Kıs kıs gülerek, Eray'ın anneannesi olan Nerivan teyzeye yakalanmadan kendimi dışarıya attım. Kendisi beni pek sevmez de...

Gözlerimle etrafı süzdüm. Saat 7'ye geliyordu. Hazır annem de beni çağırmazken, güneşin batışını izlemek güzel olabilirdi. Yolumu denize doğru çevirdikten sonra, telefonumu çıkardım ve whatsappa girdim.

Er'yıldız: Ulan sen nasıl bir şerefsizsin?

Kıs kıs gülerken, bayan Melahat bana bir şeyler söyledi.

O isim ne Deniz, 10 yaşında çocuk musun sen...

Ben: Bilemiyorum altan, bilemiyorum...

Er'yıldız: Seni öldüreceğim, kendine kaçış yolu bul bence.

Ben gülmeye başlarken, hayat bana pek gülmemişti açıkçası. Yoldaki taşa çarpıp düşmem fazla uzun sürmemişti.
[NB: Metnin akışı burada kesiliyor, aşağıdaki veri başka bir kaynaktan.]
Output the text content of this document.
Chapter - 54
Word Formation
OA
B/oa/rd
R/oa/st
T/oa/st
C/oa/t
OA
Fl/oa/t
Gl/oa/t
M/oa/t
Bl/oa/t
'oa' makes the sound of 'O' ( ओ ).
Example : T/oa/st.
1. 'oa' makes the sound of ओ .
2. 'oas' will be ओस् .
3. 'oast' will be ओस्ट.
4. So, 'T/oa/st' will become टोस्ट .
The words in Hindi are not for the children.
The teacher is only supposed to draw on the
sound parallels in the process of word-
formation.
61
"Hey, iyi misin?" Yolun üzerinde olan kafamı hafifçe kaldırdığımda bir çift siyah spor ayakkabı gördüm, biraz daha kaldırdığım sırada ela gözlü çocuğu... Yahu bu şey değil miydi, benim çikolatamı almaya çalışan şerefsiz. Hayır sen kimsin yani, kimsin de benim çikolatamı alıyorsun?

"Sana diyorum?" Yavaşça ayağa kalktım.

"İyiyim ya, hiçbir sorun yok. Gayet iyiyim ben..." Gözleriyle beni süzdükten sonra bacaklarıma takılı kaldı.

"Emin misin?"

Ben de gözlerimi bacaklarıma çevirdim. İki dizimden de akan kanları görünce, yüzümü buruşturdum. Aklıma telefonum gelince bağırmaya başladım.
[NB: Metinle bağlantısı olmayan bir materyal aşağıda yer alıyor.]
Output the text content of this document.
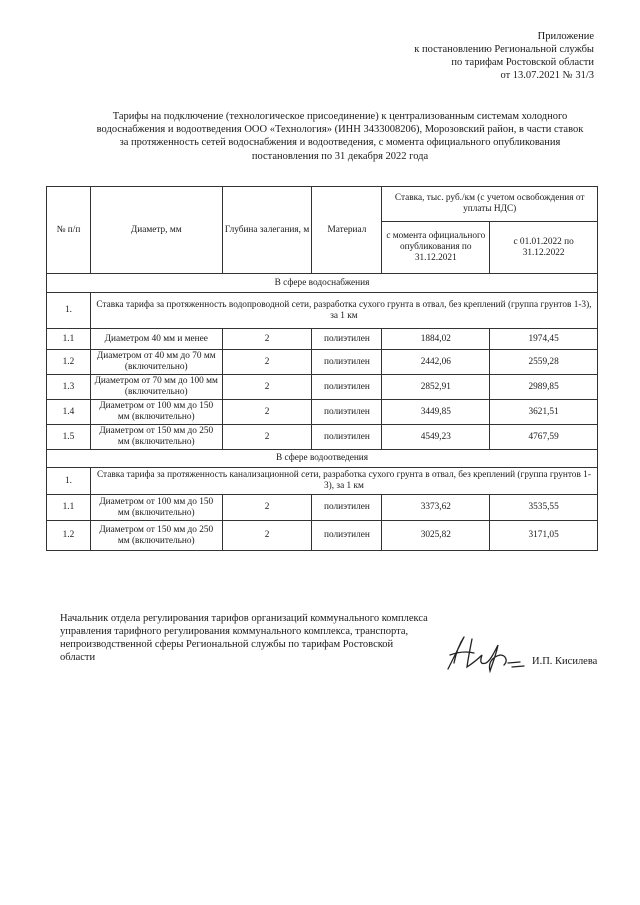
Приложение
к постановлению Региональной службы
по тарифам Ростовской области
от 13.07.2021 № 31/3
Тарифы на подключение (технологическое присоединение) к централизованным системам холодного водоснабжения и водоотведения ООО «Технология» (ИНН 3433008206), Морозовский район, в части ставок за протяженность сетей водоснабжения и водоотведения, с момента официального опубликования постановления по 31 декабря 2022 года
№ п/п	Диаметр, мм	Глубина залегания, м	Материал	Ставка, тыс. руб./км (с учетом освобождения от уплаты НДС)	
				с момента официального опубликования по 31.12.2021	с 01.01.2022 по 31.12.2022
В сфере водоснабжения					
1.	Ставка тарифа за протяженность водопроводной сети, разработка сухого грунта в отвал, без креплений (группа грунтов 1-3), за 1 км				
1.1	Диаметром 40 мм и менее	2	полиэтилен	1884,02	1974,45
1.2	Диаметром от 40 мм до 70 мм (включительно)	2	полиэтилен	2442,06	2559,28
1.3	Диаметром от 70 мм до 100 мм (включительно)	2	полиэтилен	2852,91	2989,85
1.4	Диаметром от 100 мм до 150 мм (включительно)	2	полиэтилен	3449,85	3621,51
1.5	Диаметром от 150 мм до 250 мм (включительно)	2	полиэтилен	4549,23	4767,59
В сфере водоотведения					
1.	Ставка тарифа за протяженность канализационной сети, разработка сухого грунта в отвал, без креплений (группа грунтов 1-3), за 1 км				
1.1	Диаметром от 100 мм до 150 мм (включительно)	2	полиэтилен	3373,62	3535,55
1.2	Диаметром от 150 мм до 250 мм (включительно)	2	полиэтилен	3025,82	3171,05
Начальник отдела регулирования тарифов организаций коммунального комплекса управления тарифного регулирования коммунального комплекса, транспорта, непроизводственной сферы Региональной службы по тарифам Ростовской области	И.П. Кисилева
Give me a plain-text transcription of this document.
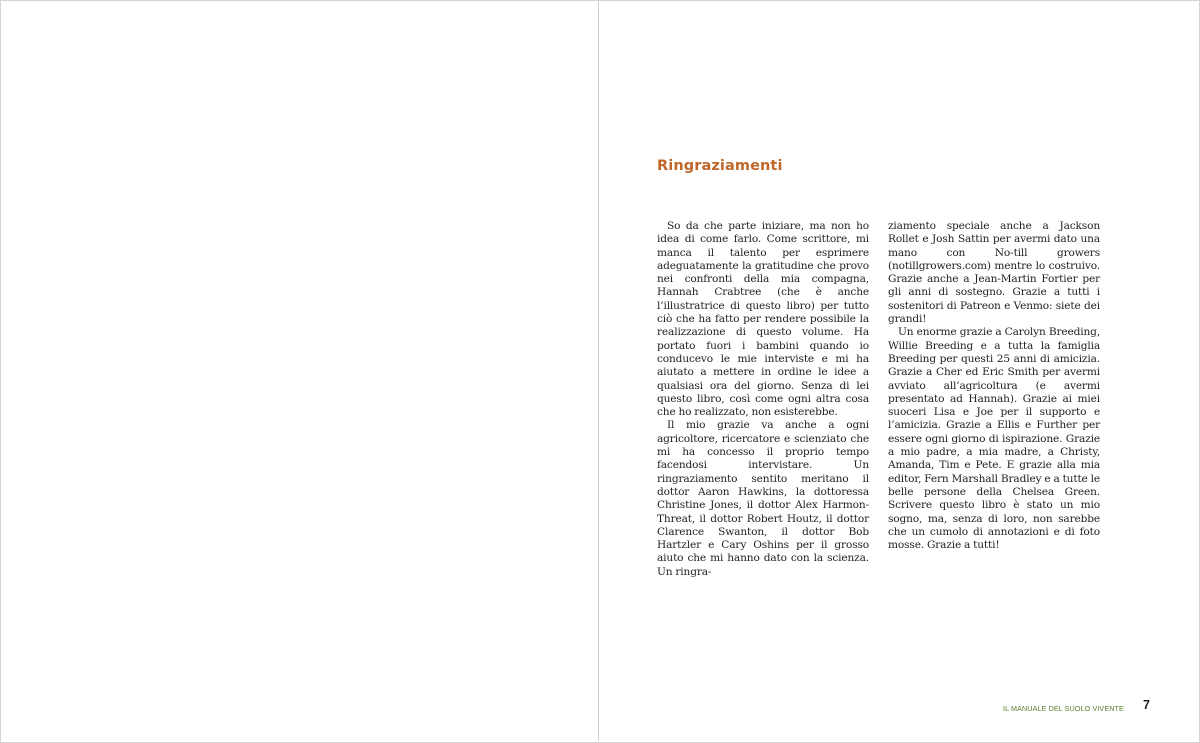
Ringraziamenti

So da che parte iniziare, ma non ho idea di come farlo. Come scrittore, mi manca il talento per esprimere adeguatamente la gratitudine che provo nei confronti della mia compagna, Hannah Crabtree (che è anche l’illustratrice di questo libro) per tutto ciò che ha fatto per rendere possibile la realizzazione di questo volume. Ha portato fuori i bambini quando io conducevo le mie interviste e mi ha aiutato a mettere in ordine le idee a qualsiasi ora del giorno. Senza di lei questo libro, così come ogni altra cosa che ho realizzato, non esisterebbe.

Il mio grazie va anche a ogni agricoltore, ricercatore e scienziato che mi ha concesso il proprio tempo facendosi intervistare. Un ringraziamento sentito meritano il dottor Aaron Hawkins, la dottoressa Christine Jones, il dottor Alex Harmon-Threat, il dottor Robert Houtz, il dottor Clarence Swanton, il dottor Bob Hartzler e Cary Oshins per il grosso aiuto che mi hanno dato con la scienza. Un ringra-

ziamento speciale anche a Jackson Rollet e Josh Sattin per avermi dato una mano con No-till growers (notillgrowers.com) mentre lo costruivo. Grazie anche a Jean-Martin Fortier per gli anni di sostegno. Grazie a tutti i sostenitori di Patreon e Venmo: siete dei grandi!

Un enorme grazie a Carolyn Breeding, Willie Breeding e a tutta la famiglia Breeding per questi 25 anni di amicizia. Grazie a Cher ed Eric Smith per avermi avviato all’agricoltura (e avermi presentato ad Hannah). Grazie ai miei suoceri Lisa e Joe per il supporto e l’amicizia. Grazie a Ellis e Further per essere ogni giorno di ispirazione. Grazie a mio padre, a mia madre, a Christy, Amanda, Tim e Pete. E grazie alla mia editor, Fern Marshall Bradley e a tutte le belle persone della Chelsea Green. Scrivere questo libro è stato un mio sogno, ma, senza di loro, non sarebbe che un cumolo di annotazioni e di foto mosse. Grazie a tutti!

IL MANUALE DEL SUOLO VIVENTE 7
"Nerde! Telefonum nerde! TELEFONUM!" Etrafta koşturmaya başlarken, ela gözlü beni durdurup telefonu elime verdi.

"Burada kızım, sakin olsana az sen. Bacağın için bu kadar endişelenmedin be..."

Telefonuma baktığım sırada bir şey olmamış olması, beni aşırı mutlu etmişti.

"Oldu, görüşürüz o zaman." Dedikten sonra yürümeye başladım.

"Tamam da, bacağına pasuman yapsaydık!" Diyerek bağırdı arkamdan.

Arkamı dönerek ona baktım ama hala yürüyordum.  "Boşver! Kendiliğinden geçer. Hem anneannem bana herkesin derdinin çözümü kendisindedir demişti."